COW gives readers the simplest possible job — open a single set of immutable files, scan them — but pays for that read simplicity on the write path: every mutation rewrites the base files containing the affected rows, with full I/O amplification.

That write amplification is prohibitive for:

Change Data Capture (CDC) ingests — a continuous stream of small upserts whose data volume is dwarfed by the file-rewrite cost COW would impose. (Source: sources/2025-09-30-expedia-prefer-merge-into-over-insert-overwrite)
Slowly-changing dimensions (SCD) — classic dimensional-modeling workloads where a dimension table gets continuous row-level edits.
Targeted MERGE INTO workloads where the affected row count is a tiny fraction of the table.

MOR sidesteps the write amplification by writing only the delta and deferring the merge.

Mechanics¶

Base files — immutable columnar files (typically Parquet) representing table state as of the last compaction.
Delta files — smaller, append-only files recording row-level mutations since that snapshot. Two common shapes: position deletes (delete-by-row-position in a named base file) and equality deletes (delete-by-predicate over column values); inserts are just new data files.
Readers merge base + delta at scan time, applying deletes and overlaying updates per the merge key.
Compaction periodically rewrites base+delta into a new, smaller set of base files with zero deltas — this is exactly copy-on-write merge running in the background. (Source: sources/2025-09-30-expedia-prefer-merge-into-over-insert-overwrite)

Performance properties¶

Write path (Expedia, 2025-09-30):

Faster writes — append-only delta files, no base-file rewrite.
Reduced I/O — only mutated rows touch disk; object-store operation count drops.
Scales with data volume — write cost is proportional to delta size, not table size.

Read path:

Baseline read cost rises with delta-file count per touched base file. One or two delta files: negligible overhead. Many: measurable per-scan merge cost.
Predicate pushdown still works on base files; deltas have to be consulted to correct the output. Min/max stats on base files stay honest between compactions.
Compaction cadence is the primary knob: too rare → query regressions as delta count grows; too frequent → write-side cost creeps back toward COW.

The compaction invariant¶

"Compaction becomes necessary as the number of delta files grows to maintain optimal performance." (Source: sources/2025-09-30-expedia-prefer-merge-into-over-insert-overwrite)
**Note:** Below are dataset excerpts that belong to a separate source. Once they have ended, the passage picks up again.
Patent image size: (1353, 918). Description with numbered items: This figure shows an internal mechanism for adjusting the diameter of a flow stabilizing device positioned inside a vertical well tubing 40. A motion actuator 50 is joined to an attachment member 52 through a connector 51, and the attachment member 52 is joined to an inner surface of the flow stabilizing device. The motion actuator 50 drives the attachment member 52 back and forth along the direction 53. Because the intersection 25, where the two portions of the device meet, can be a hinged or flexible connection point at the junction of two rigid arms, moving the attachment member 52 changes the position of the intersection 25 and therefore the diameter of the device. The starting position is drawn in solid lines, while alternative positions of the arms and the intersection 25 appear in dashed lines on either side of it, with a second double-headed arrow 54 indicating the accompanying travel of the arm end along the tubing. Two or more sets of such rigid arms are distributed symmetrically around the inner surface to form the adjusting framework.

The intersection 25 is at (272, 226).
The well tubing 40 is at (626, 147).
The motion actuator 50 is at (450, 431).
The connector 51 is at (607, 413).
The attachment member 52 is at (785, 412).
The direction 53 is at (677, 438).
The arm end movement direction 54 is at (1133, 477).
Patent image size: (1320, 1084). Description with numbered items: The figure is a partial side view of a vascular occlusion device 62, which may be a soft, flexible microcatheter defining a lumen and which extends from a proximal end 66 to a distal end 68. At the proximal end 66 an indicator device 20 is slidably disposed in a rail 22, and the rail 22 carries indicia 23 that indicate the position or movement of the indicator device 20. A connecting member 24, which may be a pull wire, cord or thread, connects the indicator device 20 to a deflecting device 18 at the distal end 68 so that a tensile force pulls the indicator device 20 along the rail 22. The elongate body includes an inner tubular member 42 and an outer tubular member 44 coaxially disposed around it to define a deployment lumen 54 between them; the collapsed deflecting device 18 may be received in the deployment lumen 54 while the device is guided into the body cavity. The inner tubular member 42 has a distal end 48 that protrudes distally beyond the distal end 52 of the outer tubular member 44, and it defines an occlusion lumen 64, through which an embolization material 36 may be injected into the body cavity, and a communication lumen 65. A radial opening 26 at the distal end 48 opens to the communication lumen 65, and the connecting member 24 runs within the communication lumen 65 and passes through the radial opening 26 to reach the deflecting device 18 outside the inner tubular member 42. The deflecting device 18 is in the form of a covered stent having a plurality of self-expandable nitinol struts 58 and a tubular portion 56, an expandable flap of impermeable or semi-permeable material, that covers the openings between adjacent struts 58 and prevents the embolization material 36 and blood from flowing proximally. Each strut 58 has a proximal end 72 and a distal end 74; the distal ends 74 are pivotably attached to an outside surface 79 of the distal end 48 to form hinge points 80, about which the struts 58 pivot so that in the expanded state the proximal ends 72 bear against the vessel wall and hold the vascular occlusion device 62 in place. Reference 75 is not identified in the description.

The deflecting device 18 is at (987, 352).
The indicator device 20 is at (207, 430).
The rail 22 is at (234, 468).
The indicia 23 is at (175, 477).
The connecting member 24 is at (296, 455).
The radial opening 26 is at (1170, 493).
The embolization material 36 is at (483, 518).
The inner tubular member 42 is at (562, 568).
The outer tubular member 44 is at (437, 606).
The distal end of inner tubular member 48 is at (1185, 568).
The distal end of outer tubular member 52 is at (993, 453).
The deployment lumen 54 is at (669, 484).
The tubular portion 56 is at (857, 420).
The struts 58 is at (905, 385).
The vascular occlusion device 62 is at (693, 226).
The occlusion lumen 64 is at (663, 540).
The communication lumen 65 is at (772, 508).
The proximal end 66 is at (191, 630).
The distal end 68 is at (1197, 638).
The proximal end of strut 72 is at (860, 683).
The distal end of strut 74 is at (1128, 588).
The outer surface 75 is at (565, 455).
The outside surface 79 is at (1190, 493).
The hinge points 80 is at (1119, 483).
MOR is only a cost win averaged over the compaction window. A MOR system with broken or disabled compaction degrades into an unbounded delta log and loses all read-side properties. Every production MOR deployment therefore ships (or adopts) a compactor — Iceberg's rewrite_data_files action, Hudi's Compactor service, Delta's OPTIMIZE, or — at exabyte scale — something like Amazon BDT's systems/deltacat Flash Compactor on systems/ray (see concepts/copy-on-write-merge).

When to use which¶

Workload	Strategy
Full-partition refresh	`INSERT OVERWRITE`
Large-batch updates touching most rows of many files	COW
CDC / SCD / incremental upsert	MOR + `MERGE INTO`
Targeted `MERGE INTO` with natural key	MOR
Read-heavy table, rare updates	COW
Write-heavy table, frequent updates	MOR (+ aggressive compaction)

Seen in¶

sources/2025-09-30-expedia-prefer-merge-into-over-insert-overwrite — Expedia Group Tech primer positioning MOR as the default for MERGE INTO workloads on systems/apache-iceberg; names the three write-side wins (fast writes / reduced I/O / improved-with- compaction query perf), the three cost axes (lower storage, efficient resource use, scalability), and the load-bearing caveat (compaction mandatory as delta count grows).